“Yes, of course, but there are no other reasons,” Matthew said. Yet, his voice sounded weak to him and his heart was going so fast he felt like he might faint.
“Good to know,” the male officer said, sounding entirely unconvinced. The two cops stood.
“We’ll let ourselves out,” said the woman, and Matthew and Tara watched as they walked stiffly to the front door and shut it behind them.
Matthew popped out of his chair and went over to kneel in front of Tara and give her a hug. She started to cry and was shaking.
“What is happening, Tara? This can’t be real, can it?”
“What if they trace things? What then, Matthew, what then? Oh my God, I even googled ‘how to kill a coworker.’ Oh my God, no,” she sobbed. “What do we do?”
“I don’t know,” he replied, but the truth was Matthew could almost feel the blood on his hands.
CHAPTER NINETEEN
Hope
There was blood on Faith’s hands, and on mine, for what happened to Charity. Not literal blood, of course. We didn’t hurt our little sister. Faith and I loved Charity. She was the sweetest little thing in her three years, chubby cheeked and with curly strawberry-blond hair. Mom sometimes called her “my little Shirley Temple.”
Faith and I might have been jealous of Charity, but she had another quality that we found endearing: Charity was slow to learn to talk, and we all tried to help her.
“Milk,” we would say, pointing at the container in the fridge.
“Gah,” she would reply.
“Cat,” we would say pointing at Bo, our cat.
“Bah,” she would reply.
“No, cat like aK,ka-ka-ka-cat,” we would reply.

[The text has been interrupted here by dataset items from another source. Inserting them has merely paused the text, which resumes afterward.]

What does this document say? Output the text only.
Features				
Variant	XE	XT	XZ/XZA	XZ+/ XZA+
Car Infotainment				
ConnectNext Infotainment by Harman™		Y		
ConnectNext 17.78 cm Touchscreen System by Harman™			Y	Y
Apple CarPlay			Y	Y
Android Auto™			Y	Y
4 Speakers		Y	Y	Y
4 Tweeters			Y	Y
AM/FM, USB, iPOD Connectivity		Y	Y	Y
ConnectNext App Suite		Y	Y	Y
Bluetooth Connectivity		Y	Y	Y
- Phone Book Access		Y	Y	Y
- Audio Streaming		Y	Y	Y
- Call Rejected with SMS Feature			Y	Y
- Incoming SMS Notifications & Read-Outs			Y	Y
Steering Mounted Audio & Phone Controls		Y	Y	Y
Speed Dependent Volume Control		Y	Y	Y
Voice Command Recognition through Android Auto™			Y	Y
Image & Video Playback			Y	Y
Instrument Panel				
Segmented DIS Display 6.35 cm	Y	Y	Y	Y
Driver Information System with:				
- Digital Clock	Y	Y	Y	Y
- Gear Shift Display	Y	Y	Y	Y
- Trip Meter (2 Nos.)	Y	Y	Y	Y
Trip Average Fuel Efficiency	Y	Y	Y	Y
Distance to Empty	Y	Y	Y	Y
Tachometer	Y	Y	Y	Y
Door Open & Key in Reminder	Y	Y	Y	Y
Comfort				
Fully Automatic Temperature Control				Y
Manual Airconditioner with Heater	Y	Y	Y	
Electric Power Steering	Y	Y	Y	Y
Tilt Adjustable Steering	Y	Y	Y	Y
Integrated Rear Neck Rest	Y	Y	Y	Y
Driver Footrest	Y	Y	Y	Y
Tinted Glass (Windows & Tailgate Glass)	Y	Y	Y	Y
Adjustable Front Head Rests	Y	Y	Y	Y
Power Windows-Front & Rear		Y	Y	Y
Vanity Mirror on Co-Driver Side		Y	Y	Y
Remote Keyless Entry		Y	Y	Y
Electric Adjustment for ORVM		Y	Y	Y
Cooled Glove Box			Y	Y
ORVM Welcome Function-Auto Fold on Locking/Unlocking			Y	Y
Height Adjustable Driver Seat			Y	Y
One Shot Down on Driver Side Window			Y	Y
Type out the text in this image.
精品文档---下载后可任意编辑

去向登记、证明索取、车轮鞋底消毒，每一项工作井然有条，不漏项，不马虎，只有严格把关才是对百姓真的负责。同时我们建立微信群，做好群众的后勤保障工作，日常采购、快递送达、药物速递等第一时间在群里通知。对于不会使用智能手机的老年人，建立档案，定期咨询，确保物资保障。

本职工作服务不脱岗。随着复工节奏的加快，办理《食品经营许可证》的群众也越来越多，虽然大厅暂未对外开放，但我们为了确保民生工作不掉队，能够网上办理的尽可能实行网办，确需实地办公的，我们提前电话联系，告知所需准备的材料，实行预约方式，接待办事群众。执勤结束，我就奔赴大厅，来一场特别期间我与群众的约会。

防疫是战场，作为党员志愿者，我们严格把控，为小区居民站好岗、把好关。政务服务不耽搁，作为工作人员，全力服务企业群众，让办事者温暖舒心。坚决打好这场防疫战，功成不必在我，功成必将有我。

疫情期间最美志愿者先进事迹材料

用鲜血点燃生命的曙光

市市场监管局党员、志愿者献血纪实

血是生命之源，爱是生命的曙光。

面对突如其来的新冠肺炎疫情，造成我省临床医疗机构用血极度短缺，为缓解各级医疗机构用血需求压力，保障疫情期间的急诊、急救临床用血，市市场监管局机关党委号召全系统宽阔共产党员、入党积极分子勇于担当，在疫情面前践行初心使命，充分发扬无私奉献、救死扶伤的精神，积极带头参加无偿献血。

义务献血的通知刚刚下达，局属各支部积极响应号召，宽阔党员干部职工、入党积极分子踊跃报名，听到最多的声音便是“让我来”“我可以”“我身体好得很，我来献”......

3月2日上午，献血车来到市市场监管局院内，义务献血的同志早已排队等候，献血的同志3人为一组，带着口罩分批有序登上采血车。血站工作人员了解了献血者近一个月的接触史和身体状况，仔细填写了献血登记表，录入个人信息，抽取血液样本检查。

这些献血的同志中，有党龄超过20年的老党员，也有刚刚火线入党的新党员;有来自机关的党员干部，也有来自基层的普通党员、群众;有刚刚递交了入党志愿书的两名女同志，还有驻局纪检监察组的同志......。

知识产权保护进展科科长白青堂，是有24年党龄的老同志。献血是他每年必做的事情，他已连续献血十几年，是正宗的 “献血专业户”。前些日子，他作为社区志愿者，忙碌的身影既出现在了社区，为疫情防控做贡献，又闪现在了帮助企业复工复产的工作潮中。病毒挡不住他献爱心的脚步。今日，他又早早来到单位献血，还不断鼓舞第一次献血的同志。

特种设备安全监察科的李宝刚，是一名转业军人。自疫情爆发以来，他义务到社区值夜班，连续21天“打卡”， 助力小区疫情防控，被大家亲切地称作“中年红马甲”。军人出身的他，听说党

“Fah” would be her answer.
Somehow her struggles with words made her more likable to us, more human, and although Mom fretted about it constantly, Faith and I enjoyed the fact that Charity, clearly the cutest of the three of us, was not perfect. And we liked being the teachers.We set up a “word school” and took turns being the instructor, with an easel and markers Mom had given us for Christmas. The reward for Charity if she got close to the correct pronunciation was a lollipop, grape being her favorite flavor.
“Today we’ll learn the letterM,” we would say. “Mama, moon, milk, money. Say ‘moon,’ Charity.”
And she might grunt out something like “Moo” if we were lucky. More often it would be completely different, like “Bubby,” and we’d crack up laughing.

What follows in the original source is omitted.